Athina Giasta lebt in Stuttgart. Foto: Annina Baur

Die Cannstatter Griechin Athina Giasta glaubt, dass die Mehrheit der Griechen in der Eurozone bleiben möchte. Das Ergebnis des Referendums am Sonntag sei auf die Verzweiflung und den verletzten Stolz der Griechen zurückzuführen.

Bad Cannstatt - Athina Giasta hat ihr halbes Leben in Griechenland und die andere Hälfte in Deutschland verbracht. Das Referendum am Sonntag hat sie in den Nachrichten verfolgt. Das Ergebnis der Abstimmung, glaubt sie, sei auf die Verzweiflung und den verletzten Stolz der Griechen zurückzuführen.
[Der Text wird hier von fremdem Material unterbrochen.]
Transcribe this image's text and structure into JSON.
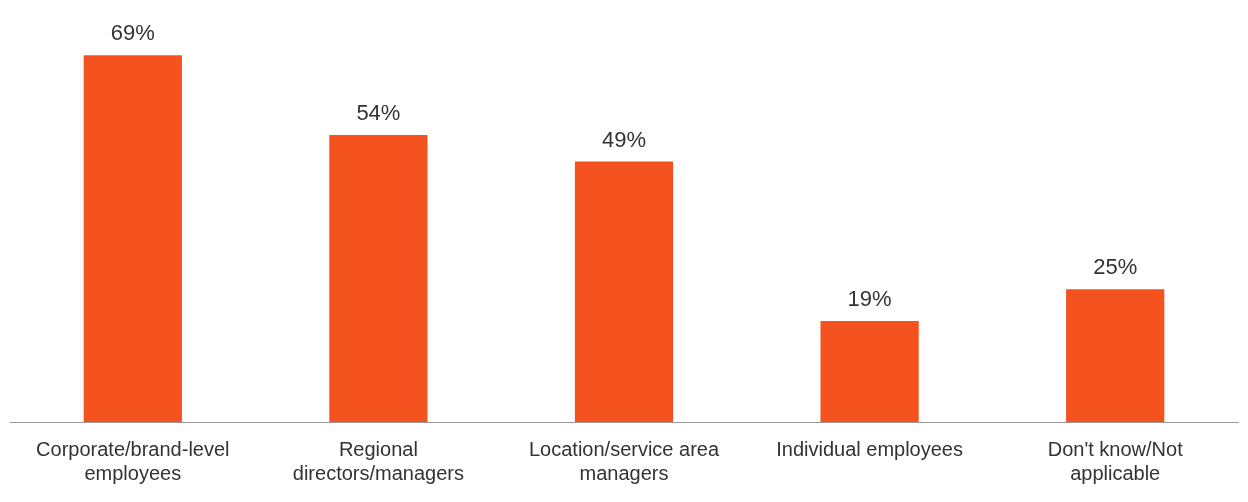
{
  "chart_data": {
    "type": "bar",
    "categories": [
      "Corporate/brand-level employees",
      "Regional directors/managers",
      "Location/service area managers",
      "Individual employees",
      "Don't know/Not applicable"
    ],
    "values": [
      69,
      54,
      49,
      19,
      25
    ],
    "value_labels": [
      "69%",
      "54%",
      "49%",
      "19%",
      "25%"
    ],
    "color": "#f4531f",
    "grid": false,
    "legend": false
  }
}
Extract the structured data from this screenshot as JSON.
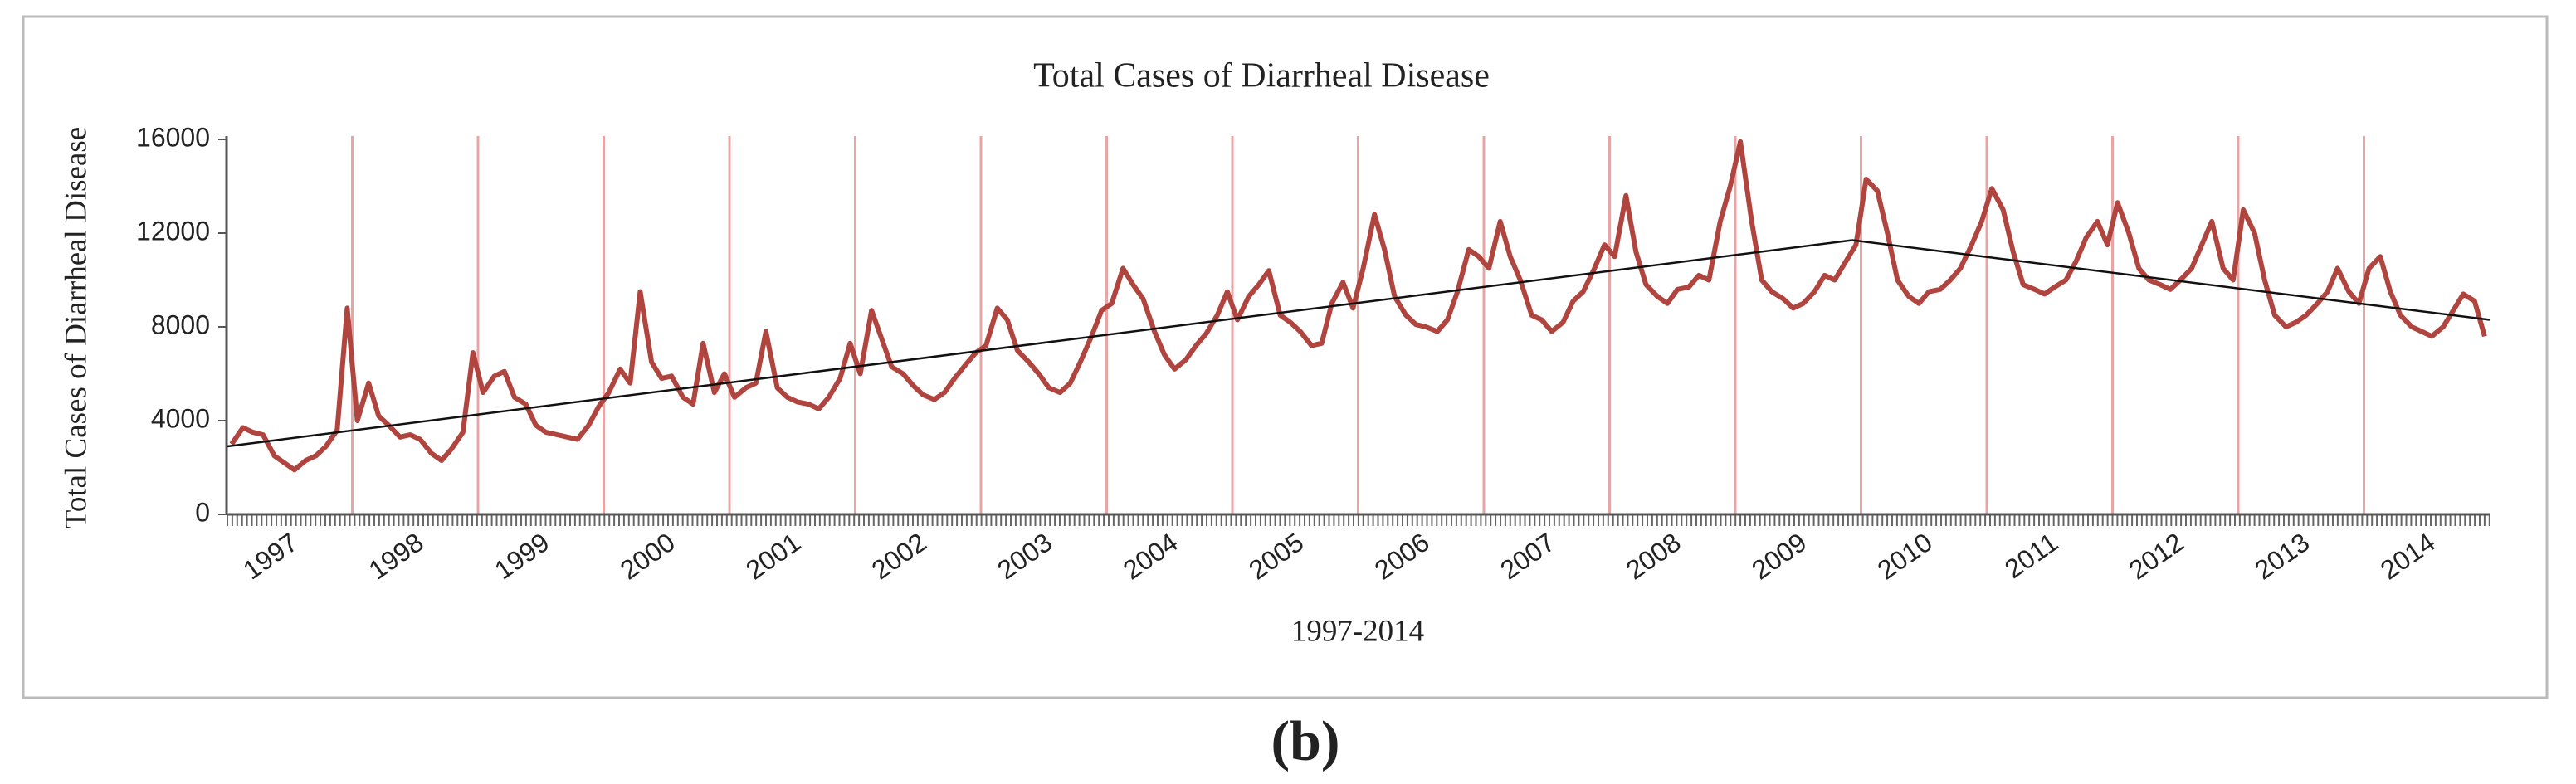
{
  "chart_data": {
    "type": "line",
    "title": "Total Cases of Diarrheal Disease",
    "y_label": "Total Cases of Diarrheal Disease",
    "x_label": "1997-2014",
    "caption": "(b)",
    "xlim": [
      1997,
      2015
    ],
    "xticks": [
      1997,
      1998,
      1999,
      2000,
      2001,
      2002,
      2003,
      2004,
      2005,
      2006,
      2007,
      2008,
      2009,
      2010,
      2011,
      2012,
      2013,
      2014
    ],
    "ylim": [
      0,
      16000
    ],
    "yticks": [
      0,
      4000,
      8000,
      12000,
      16000
    ],
    "grid_color": "#e8a5a5",
    "x": [
      1997.04,
      1997.13,
      1997.21,
      1997.29,
      1997.38,
      1997.46,
      1997.54,
      1997.63,
      1997.71,
      1997.79,
      1997.88,
      1997.96,
      1998.04,
      1998.13,
      1998.21,
      1998.29,
      1998.38,
      1998.46,
      1998.54,
      1998.63,
      1998.71,
      1998.79,
      1998.88,
      1998.96,
      1999.04,
      1999.13,
      1999.21,
      1999.29,
      1999.38,
      1999.46,
      1999.54,
      1999.63,
      1999.71,
      1999.79,
      1999.88,
      1999.96,
      2000.04,
      2000.13,
      2000.21,
      2000.29,
      2000.38,
      2000.46,
      2000.54,
      2000.63,
      2000.71,
      2000.79,
      2000.88,
      2000.96,
      2001.04,
      2001.13,
      2001.21,
      2001.29,
      2001.38,
      2001.46,
      2001.54,
      2001.63,
      2001.71,
      2001.79,
      2001.88,
      2001.96,
      2002.04,
      2002.13,
      2002.21,
      2002.29,
      2002.38,
      2002.46,
      2002.54,
      2002.63,
      2002.71,
      2002.79,
      2002.88,
      2002.96,
      2003.04,
      2003.13,
      2003.21,
      2003.29,
      2003.38,
      2003.46,
      2003.54,
      2003.63,
      2003.71,
      2003.79,
      2003.88,
      2003.96,
      2004.04,
      2004.13,
      2004.21,
      2004.29,
      2004.38,
      2004.46,
      2004.54,
      2004.63,
      2004.71,
      2004.79,
      2004.88,
      2004.96,
      2005.04,
      2005.13,
      2005.21,
      2005.29,
      2005.38,
      2005.46,
      2005.54,
      2005.63,
      2005.71,
      2005.79,
      2005.88,
      2005.96,
      2006.04,
      2006.13,
      2006.21,
      2006.29,
      2006.38,
      2006.46,
      2006.54,
      2006.63,
      2006.71,
      2006.79,
      2006.88,
      2006.96,
      2007.04,
      2007.13,
      2007.21,
      2007.29,
      2007.38,
      2007.46,
      2007.54,
      2007.63,
      2007.71,
      2007.79,
      2007.88,
      2007.96,
      2008.04,
      2008.13,
      2008.21,
      2008.29,
      2008.38,
      2008.46,
      2008.54,
      2008.63,
      2008.71,
      2008.79,
      2008.88,
      2008.96,
      2009.04,
      2009.13,
      2009.21,
      2009.29,
      2009.38,
      2009.46,
      2009.54,
      2009.63,
      2009.71,
      2009.79,
      2009.88,
      2009.96,
      2010.04,
      2010.13,
      2010.21,
      2010.29,
      2010.38,
      2010.46,
      2010.54,
      2010.63,
      2010.71,
      2010.79,
      2010.88,
      2010.96,
      2011.04,
      2011.13,
      2011.21,
      2011.29,
      2011.38,
      2011.46,
      2011.54,
      2011.63,
      2011.71,
      2011.79,
      2011.88,
      2011.96,
      2012.04,
      2012.13,
      2012.21,
      2012.29,
      2012.38,
      2012.46,
      2012.54,
      2012.63,
      2012.71,
      2012.79,
      2012.88,
      2012.96,
      2013.04,
      2013.13,
      2013.21,
      2013.29,
      2013.38,
      2013.46,
      2013.54,
      2013.63,
      2013.71,
      2013.79,
      2013.88,
      2013.96,
      2014.04,
      2014.13,
      2014.21,
      2014.29,
      2014.38,
      2014.46,
      2014.54,
      2014.63,
      2014.71,
      2014.79,
      2014.88,
      2014.96
    ],
    "series": [
      {
        "name": "Total Cases",
        "color": "#b0443e",
        "values": [
          3000,
          3700,
          3500,
          3400,
          2500,
          2200,
          1900,
          2300,
          2500,
          2900,
          3600,
          8800,
          4000,
          5600,
          4200,
          3800,
          3300,
          3400,
          3200,
          2600,
          2300,
          2800,
          3500,
          6900,
          5200,
          5900,
          6100,
          5000,
          4700,
          3800,
          3500,
          3400,
          3300,
          3200,
          3800,
          4600,
          5200,
          6200,
          5600,
          9500,
          6500,
          5800,
          5900,
          5000,
          4700,
          7300,
          5200,
          6000,
          5000,
          5400,
          5600,
          7800,
          5400,
          5000,
          4800,
          4700,
          4500,
          5000,
          5800,
          7300,
          6000,
          8700,
          7500,
          6300,
          6000,
          5500,
          5100,
          4900,
          5200,
          5800,
          6400,
          6900,
          7200,
          8800,
          8300,
          7000,
          6500,
          6000,
          5400,
          5200,
          5600,
          6500,
          7600,
          8700,
          9000,
          10500,
          9800,
          9200,
          7800,
          6800,
          6200,
          6600,
          7200,
          7700,
          8500,
          9500,
          8300,
          9300,
          9800,
          10400,
          8500,
          8200,
          7800,
          7200,
          7300,
          9000,
          9900,
          8800,
          10500,
          12800,
          11300,
          9300,
          8500,
          8100,
          8000,
          7800,
          8300,
          9500,
          11300,
          11000,
          10500,
          12500,
          11000,
          10000,
          8500,
          8300,
          7800,
          8200,
          9100,
          9500,
          10500,
          11500,
          11000,
          13600,
          11200,
          9800,
          9300,
          9000,
          9600,
          9700,
          10200,
          10000,
          12500,
          14000,
          15900,
          12500,
          10000,
          9500,
          9200,
          8800,
          9000,
          9500,
          10200,
          10000,
          10800,
          11500,
          14300,
          13800,
          12000,
          10000,
          9300,
          9000,
          9500,
          9600,
          10000,
          10500,
          11500,
          12500,
          13900,
          13000,
          11200,
          9800,
          9600,
          9400,
          9700,
          10000,
          10800,
          11800,
          12500,
          11500,
          13300,
          12000,
          10500,
          10000,
          9800,
          9600,
          10000,
          10500,
          11500,
          12500,
          10500,
          10000,
          13000,
          12000,
          10000,
          8500,
          8000,
          8200,
          8500,
          9000,
          9500,
          10500,
          9500,
          9000,
          10500,
          11000,
          9500,
          8500,
          8000,
          7800,
          7600,
          8000,
          8700,
          9400,
          9100,
          7600
        ]
      }
    ],
    "trend_lines": [
      {
        "color": "#111111",
        "x": [
          1997,
          2009.93
        ],
        "values": [
          2900,
          11700
        ]
      },
      {
        "color": "#111111",
        "x": [
          2009.93,
          2015
        ],
        "values": [
          11700,
          8300
        ]
      }
    ]
  }
}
Frau Giasta, die Griechen haben am Sonntag gegen die von der EU geforderten Sparmaßnahmen gestimmt. Wo hätten Sie beim Referendum Ihr Kreuz gesetzt?
Das ist eine schwierige Frage. Aus der Distanz kann ich das nicht entscheiden. Das können nur die Menschen vor Ort beurteilen. Tatsache ist, dass die Entscheidung über Ja und Nein zurzeit in Griechenland zu vielen Spannungen führt, auch unter Freunden und Verwandten.
Warum hat sich die Mehrheit der Griechen Ihrer Meinung nach entschieden, gegen die Sparmaßnahmen zu stimmen?
Ich glaube, das Ergebnis des Referendums zeigt eine große Verzweiflung. Natürlich steht außer Frage, dass ein Land seine Schulden zurückzahlen muss. Aber wo nichts ist, kann nichts geholt werden. Die Menschen in Griechenland warten seit Beginn der Sparmaßnahmen auf positive wirtschaftliche Entwicklungen, die aber bislang ausbleiben.
Fühlten sich die Griechen durch die Sparprogramme in ihrer Ehre verletzt? Könnte dies die Entscheidung beeinflusst haben?
Ja, das ist sicher mit ein Grund. Das griechische Volk ist stolz auf seine Geschichte und seine wissenschaftlichen Verdienste. Wenn Bekannte jetzt zum Beispiel zwei bis drei Stunden am Bankautomaten warten müssen, um 60 Euro abzuheben, empfinden sie das als demütigend.
Ist die verletzte Ehre nun wieder hergestellt?
Nun ja, es hat keine Revolution stattgefunden. Die Griechen haben nicht Nein zur Europäischen Union gesagt, sondern nur zu den Sparmaßnahmen.
Was bedeutet das Ergebnis des Referendums für die Zukunft?
Das ist eine gute Frage. Ich habe keine Ahnung. Im Moment herrscht viel Unsicherheit, die Menschen wissen nicht, was morgen passiert. Es werden wohl viele Gespräche unter Politikern folgen. Ich hoffe, dass Griechenland Mitglied der Eurozone bleibt. Und die meisten Griechen wünschen sich das ebenso.